This year marks the 150th anniversary of the start of the American Civil War. Celebrations, commemorations, remembrances of all kinds are planned over the next four years. Twenty-two states are getting in on the action. But the majority of events, and the people displaying the most zeal for the occasion, are in the South.
In December, a mostly white crowd turned out in their antebellum best for the Secession Ball in Charleston, S.C. In February, the Sons of Confederate Veterans descended on the state capitol in Montgomery, Ala., to cheer the reenactment of Jefferson Davis being sworn in as president of the Confederacy. My home state of Virginia, where a third of all Civil War battles were fought, is spending millions in hopes of cashing in on the four-year event. In the South, the Civil War is still big business, which got me thinking: why are the ones who lost the war trying the hardest to remember it? The Civil War devastated the South, and plunged much of the region into a century of poverty and economic stagnation, the effects of which are still apparent in many areas.
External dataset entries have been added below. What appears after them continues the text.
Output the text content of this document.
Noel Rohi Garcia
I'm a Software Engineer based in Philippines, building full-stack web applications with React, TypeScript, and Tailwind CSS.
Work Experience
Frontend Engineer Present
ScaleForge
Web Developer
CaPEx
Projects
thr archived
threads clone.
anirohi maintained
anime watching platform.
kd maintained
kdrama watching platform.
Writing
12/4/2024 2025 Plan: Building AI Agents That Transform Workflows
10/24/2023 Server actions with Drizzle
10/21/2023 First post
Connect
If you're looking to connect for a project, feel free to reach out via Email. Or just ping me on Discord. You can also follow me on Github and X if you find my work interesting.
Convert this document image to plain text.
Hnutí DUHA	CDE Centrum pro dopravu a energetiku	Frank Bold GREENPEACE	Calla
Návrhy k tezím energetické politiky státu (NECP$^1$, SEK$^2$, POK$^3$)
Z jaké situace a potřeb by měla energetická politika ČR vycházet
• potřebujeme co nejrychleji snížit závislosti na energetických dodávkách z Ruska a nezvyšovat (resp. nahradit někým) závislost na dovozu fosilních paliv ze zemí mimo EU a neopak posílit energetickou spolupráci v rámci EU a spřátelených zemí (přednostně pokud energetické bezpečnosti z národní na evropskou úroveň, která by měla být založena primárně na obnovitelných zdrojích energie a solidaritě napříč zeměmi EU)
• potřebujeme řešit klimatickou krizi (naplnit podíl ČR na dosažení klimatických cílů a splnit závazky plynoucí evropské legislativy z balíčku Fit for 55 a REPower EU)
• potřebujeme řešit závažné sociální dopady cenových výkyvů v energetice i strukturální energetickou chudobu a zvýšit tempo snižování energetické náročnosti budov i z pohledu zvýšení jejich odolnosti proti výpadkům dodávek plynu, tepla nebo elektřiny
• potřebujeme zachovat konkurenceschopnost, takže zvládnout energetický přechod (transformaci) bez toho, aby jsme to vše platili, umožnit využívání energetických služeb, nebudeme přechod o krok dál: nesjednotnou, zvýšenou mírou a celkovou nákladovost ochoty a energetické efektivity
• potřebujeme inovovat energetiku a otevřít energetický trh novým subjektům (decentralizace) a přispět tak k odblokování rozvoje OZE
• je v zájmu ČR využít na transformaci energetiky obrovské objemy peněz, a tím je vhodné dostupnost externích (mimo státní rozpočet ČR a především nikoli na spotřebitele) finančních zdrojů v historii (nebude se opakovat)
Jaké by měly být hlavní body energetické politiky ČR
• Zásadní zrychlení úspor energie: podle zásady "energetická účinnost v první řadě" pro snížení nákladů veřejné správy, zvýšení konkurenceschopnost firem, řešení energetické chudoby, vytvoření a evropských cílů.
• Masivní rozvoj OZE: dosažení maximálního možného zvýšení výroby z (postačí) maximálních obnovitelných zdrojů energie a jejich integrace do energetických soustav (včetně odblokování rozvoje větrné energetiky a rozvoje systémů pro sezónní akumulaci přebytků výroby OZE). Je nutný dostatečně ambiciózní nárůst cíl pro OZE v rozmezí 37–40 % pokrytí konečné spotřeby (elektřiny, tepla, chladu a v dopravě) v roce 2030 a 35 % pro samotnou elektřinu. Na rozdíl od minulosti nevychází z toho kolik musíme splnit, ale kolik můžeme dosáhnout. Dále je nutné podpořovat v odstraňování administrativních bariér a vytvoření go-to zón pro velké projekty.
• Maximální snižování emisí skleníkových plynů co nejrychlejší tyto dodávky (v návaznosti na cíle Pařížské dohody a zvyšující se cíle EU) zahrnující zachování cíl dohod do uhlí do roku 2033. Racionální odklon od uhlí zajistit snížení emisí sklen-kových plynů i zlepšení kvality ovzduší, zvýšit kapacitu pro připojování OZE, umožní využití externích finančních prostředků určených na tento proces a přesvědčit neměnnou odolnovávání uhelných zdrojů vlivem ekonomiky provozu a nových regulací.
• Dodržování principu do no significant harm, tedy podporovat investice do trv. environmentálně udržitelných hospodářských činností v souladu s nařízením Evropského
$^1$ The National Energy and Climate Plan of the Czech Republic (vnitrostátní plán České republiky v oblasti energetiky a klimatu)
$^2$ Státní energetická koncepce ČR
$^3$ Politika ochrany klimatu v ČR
The South’s relationship with the “Lost Cause” is obviously complicated, but where else in history do we see the losers commemorating a war while the winners, by comparison, largely ignore its anniversary?
For some insight, I turned to Peter Coclanis, a professor of economic and business history at the University of North Carolina whose research focuses on the American South in the eighteenth and nineteenth centuries. Coclanis offered some interesting thoughts on the economic legacy of the Civil War in the South, and why many southerners are still so keen to remember it. Below, I’ve paraphrased his remarks, which should give you more than enough fodder to ask him some good questions. He has agreed to field reader questions so please post them in the comments section and, as always, we’ll post his answers in short course. As we have, right here.
In 1860, the American South was one of the wealthiest areas in the world, an agrarian, capitalist economy that enjoyed a handful of comparative advantages: namely its ability to grow and get to market a small number of crops for which there was strong international demand: cotton, tobacco, and rice in particular. There was also the obvious labor advantage of slavery. But that advantage wasn’t so much economic as it was coercive. Getting people to work in extremely difficult conditions, i.e. cultivating sugar and rice out of the sweltering, bug-infested swamps of Georgia and Mississippi was slavery’s biggest advantage. Without the coercion of forced labor, it’s doubtful people would have ever tilled much of that land, certainly not in the numbers that actually did.
But as impressive as it was, the economic growth of the South lacked qualitative development. It wasn’t moving up the value-added chain. While innovation flourished in the industrial North, it wasn’t exactly stagnant in the South, but channeled into narrow agricultural lines. The voracious global demand for cotton and tobacco masked economic weaknesses that would have huge long-term consequences.
Those consequences are most apparent in the economic inversion that took place following the war. The parts of the South that were generally the richest in 1860 are today its poorest. These were the areas with the highest concentration of plantations: a swath of land stretching from coastal South Carolina down through Georgia, and west into Alabama, Mississippi, and Louisiana. Today, this region is home to some of the poorest counties in America, with high rates of unemployment, low-skilled labor, and other social ills like obesity and a lack of education. It’s this inversion that’s at the heart of why many southerners—particularly in these areas—remember the war so fondly, or at least the time that preceded it. Faced with their current circumstances, it’s easy to see why so many are so eager to celebrate a time when they were near the top of the world’s economic heap. In 1860, half of the South’s wealth was held in the form of slaves. By the end of the war, it was gone, legally defined into oblivion by emancipation.
What followed was roughly a century of economic stagnation. As late as 1930, per capita income in the South was roughly half the national average. World War II jump-started things, particularly along the Southern coast. Beginning in the postwar decades, much of the South pursued a development strategy to transition away from agriculture toward low-level manufacturing. This worked quite well for a generation or so, and drew millions of southern Americans out of poverty. By the early 1980s, the per-capita income of the South was about 90 percent of the national average. But that was the peak. Globalization, automation and other forces have undercut those gains, and the South has not converged at all upon national norms over the past 30 years.